Plusieurs années durant, je ne connus de Liliane et Fred Funcken que leur série éblouissante d'uniformologie, complétée chaque année par un nouveau volume paraissant à l'automne bien que j'eusse su, par le biais de divers livres d'histoire de la bande dessinée que j'acquis, l'existence de ce couple comme auteurs du 9e art à part entière. Il fallut attendre l'achat à la fin de l'été 1984 de l'album relié n° 64 de Tintin (édition française) pour que je découvrisse enfin le talent protéiforme de raconteurs d'histoires de cape et d'épée de Liliane et Fred Funcken. L'aventure en question, habile fusion évoquée plus haut de Michel Zévaco et d'Alexandre Dumas, s'intitulait : Capitan défie d'Artagnan. Inconvénient de cet album relié de 1000 pages contenant des numéros à cheval entre 1964 et 1965 : j'attrapai la série en cours de route !
De la bédé traditionnelle certes, classique et divertissante, au graphisme soigné à défaut d'être révolutionnaire, mais ne faut-il pas rappeler que les années 1950-60 et début 70 baignaient dans le genre cape et d'épée, avec diverses adaptations cinématographiques et télévisuelles de plusieurs chefs-d'oeuvre du genre (souvenez-vous des films d'André Hunebelle avec Jean Marais, Le Bossu et Le Capitan en l'occurrence ? Doit-on fustiger, condamner ce classicisme de bon aloi comme réactionnaire ?)
Ultérieurement (c'était en 1990-1991), tandis que j'entamais des recherches qui devaient m'amener à soutenir un DEA puis une thèse sur la vision de l'Afrique coloniale dans la bande dessinée franco-belge, je découvris que Liliane et Fred Funcken avaient aussi réalisé quelques Belles histoires de l'oncle Paul pour Spirou. Qu'importe s'il s'agissait là de travaux alimentaires pour ce couple illustre et désormais occulté, dénigré, qui se rencontra après guerre.

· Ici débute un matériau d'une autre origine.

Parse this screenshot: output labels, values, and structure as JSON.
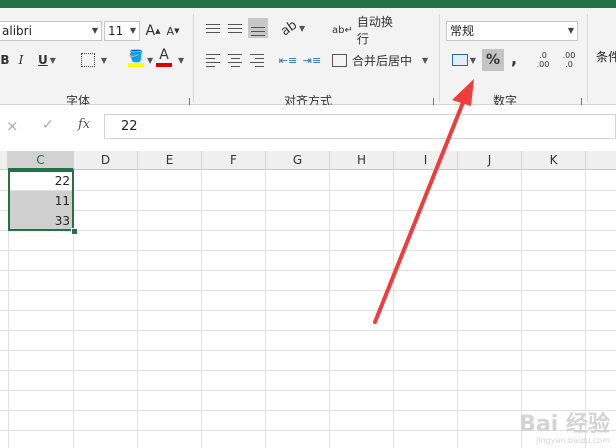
{
  "ribbon": {
    "font": {
      "name": "alibri",
      "size": "11",
      "grow": "A",
      "shrink": "A",
      "bold": "B",
      "italic": "I",
      "underline": "U",
      "color_letter": "A",
      "group_label": "字体",
      "highlight_color": "#ffff00",
      "font_color": "#e00000"
    },
    "alignment": {
      "wrap_text": "自动换行",
      "merge_center": "合并后居中",
      "group_label": "对齐方式"
    },
    "number": {
      "format": "常规",
      "percent": "%",
      "comma": ",",
      "inc_decimal_top": ".0",
      "inc_decimal_bottom": ".00",
      "dec_decimal_top": ".00",
      "dec_decimal_bottom": ".0",
      "group_label": "数字"
    },
    "styles": {
      "conditional_partial": "条件"
    }
  },
  "formula_bar": {
    "cancel": "×",
    "enter": "✓",
    "fx": "fx",
    "value": "22"
  },
  "grid": {
    "columns": [
      "C",
      "D",
      "E",
      "F",
      "G",
      "H",
      "I",
      "J",
      "K"
    ],
    "selected_column": "C",
    "cells": [
      {
        "value": "22"
      },
      {
        "value": "11"
      },
      {
        "value": "33"
      }
    ]
  },
  "annotation": {
    "arrow_color": "#f03c3c"
  },
  "watermark": {
    "brand": "Bai 经验",
    "url": "jingyan.baidu.com"
  },
  "accent": "#217346"
}
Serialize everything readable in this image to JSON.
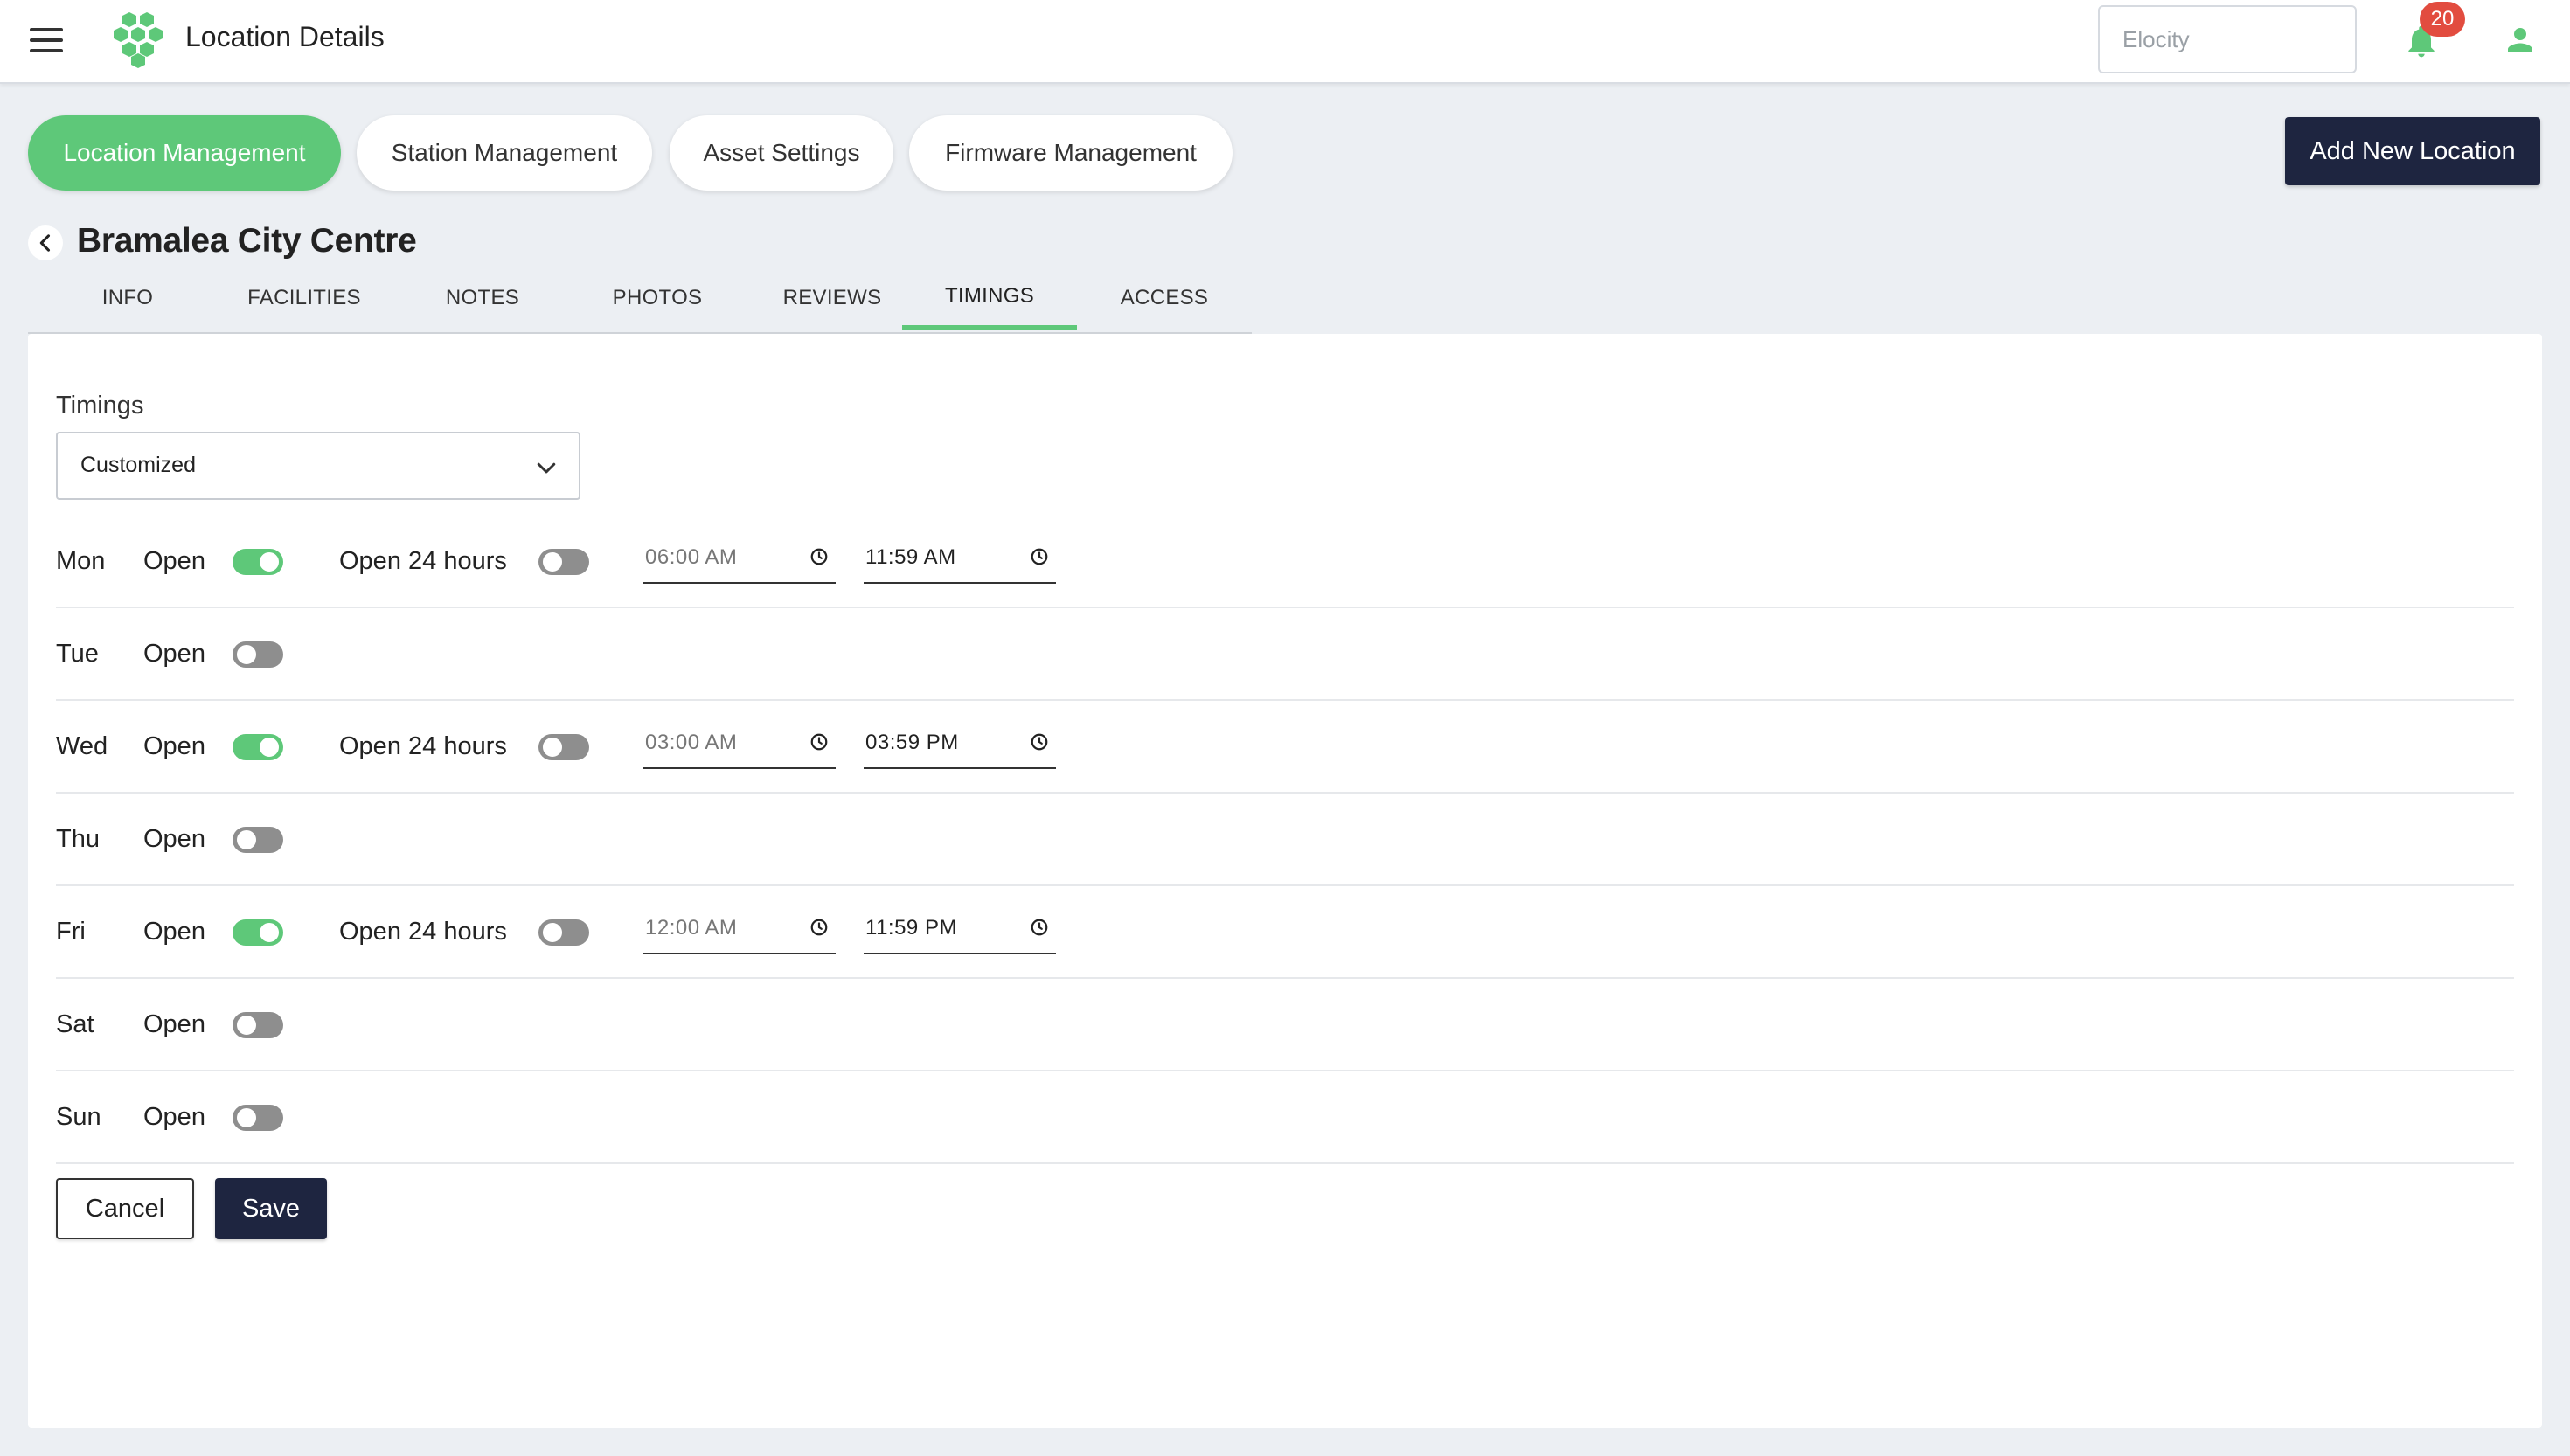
{
  "header": {
    "title": "Location Details",
    "search_placeholder": "Elocity",
    "notification_count": "20",
    "menu_icon": "hamburger-menu-icon",
    "logo_icon": "hexagon-cluster-logo",
    "bell_icon": "bell-icon",
    "user_icon": "user-icon"
  },
  "nav": {
    "pills": [
      {
        "label": "Location Management",
        "active": true
      },
      {
        "label": "Station Management",
        "active": false
      },
      {
        "label": "Asset Settings",
        "active": false
      },
      {
        "label": "Firmware Management",
        "active": false
      }
    ],
    "add_button": "Add New Location"
  },
  "location": {
    "name": "Bramalea City Centre",
    "back_icon": "chevron-left-icon"
  },
  "tabs": [
    {
      "label": "INFO",
      "active": false
    },
    {
      "label": "FACILITIES",
      "active": false
    },
    {
      "label": "NOTES",
      "active": false
    },
    {
      "label": "PHOTOS",
      "active": false
    },
    {
      "label": "REVIEWS",
      "active": false
    },
    {
      "label": "TIMINGS",
      "active": true
    },
    {
      "label": "ACCESS",
      "active": false
    }
  ],
  "timings": {
    "label": "Timings",
    "mode": "Customized",
    "open_label": "Open",
    "open_24_label": "Open 24 hours",
    "days": [
      {
        "day": "Mon",
        "open": true,
        "open_24": false,
        "start": "06:00 AM",
        "end": "11:59 AM"
      },
      {
        "day": "Tue",
        "open": false
      },
      {
        "day": "Wed",
        "open": true,
        "open_24": false,
        "start": "03:00 AM",
        "end": "03:59 PM"
      },
      {
        "day": "Thu",
        "open": false
      },
      {
        "day": "Fri",
        "open": true,
        "open_24": false,
        "start": "12:00 AM",
        "end": "11:59 PM"
      },
      {
        "day": "Sat",
        "open": false
      },
      {
        "day": "Sun",
        "open": false
      }
    ]
  },
  "actions": {
    "cancel": "Cancel",
    "save": "Save"
  },
  "colors": {
    "accent_green": "#5ec879",
    "navy": "#1e2540",
    "badge_red": "#e24c3f",
    "toggle_off": "#8e8e8e"
  }
}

Je ne puis résister au plaisir de vous communiquer la liste des ouvrages d'uniformologie que ces deux dessinateurs et scénaristes publièrent pour mon plus grand plaisir :
- Le costume et les armes des soldats de tous les temps
- Tome 1 : des pharaons à Louis XV
- Tome 2 : de Frédéric II à nos jours
- L'uniforme et les armes des soldats du premier Empire
- Tome 1 : des régiments de ligne français aux troupes britanniques, prussiennes et espagnoles
- Tome 2 : de la garde impériale aux troupes alliées, suédoises, autrichiennes et russes
- L'Uniforme et les armes des soldats de la guerre 1914-1918
- Tome 1 : infanterie-blindés-aviation
- Tome 2 : cavalerie-artillerie-génie-marine
- L'Uniforme et les Armes des soldats de la guerre 1939-1945
- Tome 1 : France, Allemagne, Autriche, U.R.S.S., Tchécoslovaquie, Pologne, Belgique, 1933-1941 Infanterie-Cavalerie-blindés-Aviation
- Tome 2 : Grande-Bretagne, Allemagne, France, Italie, Finlande, Norvège, Croatie, Slovaquie Bohème-Moravie, légions russes, 1939-1943. Infanterie - Cavalerie - Blindés - Aviation - Marine
- Tome 3 : États-Unis, Japon, Chine - Évolution des grandes armées 1943-1945. France libre, Milice, volontaires en Grande-Bretagne, Pays-Bas, États balkaniques et danubiens. Parachutistes, commandos, artillerie, engins balistiques, sous-marins.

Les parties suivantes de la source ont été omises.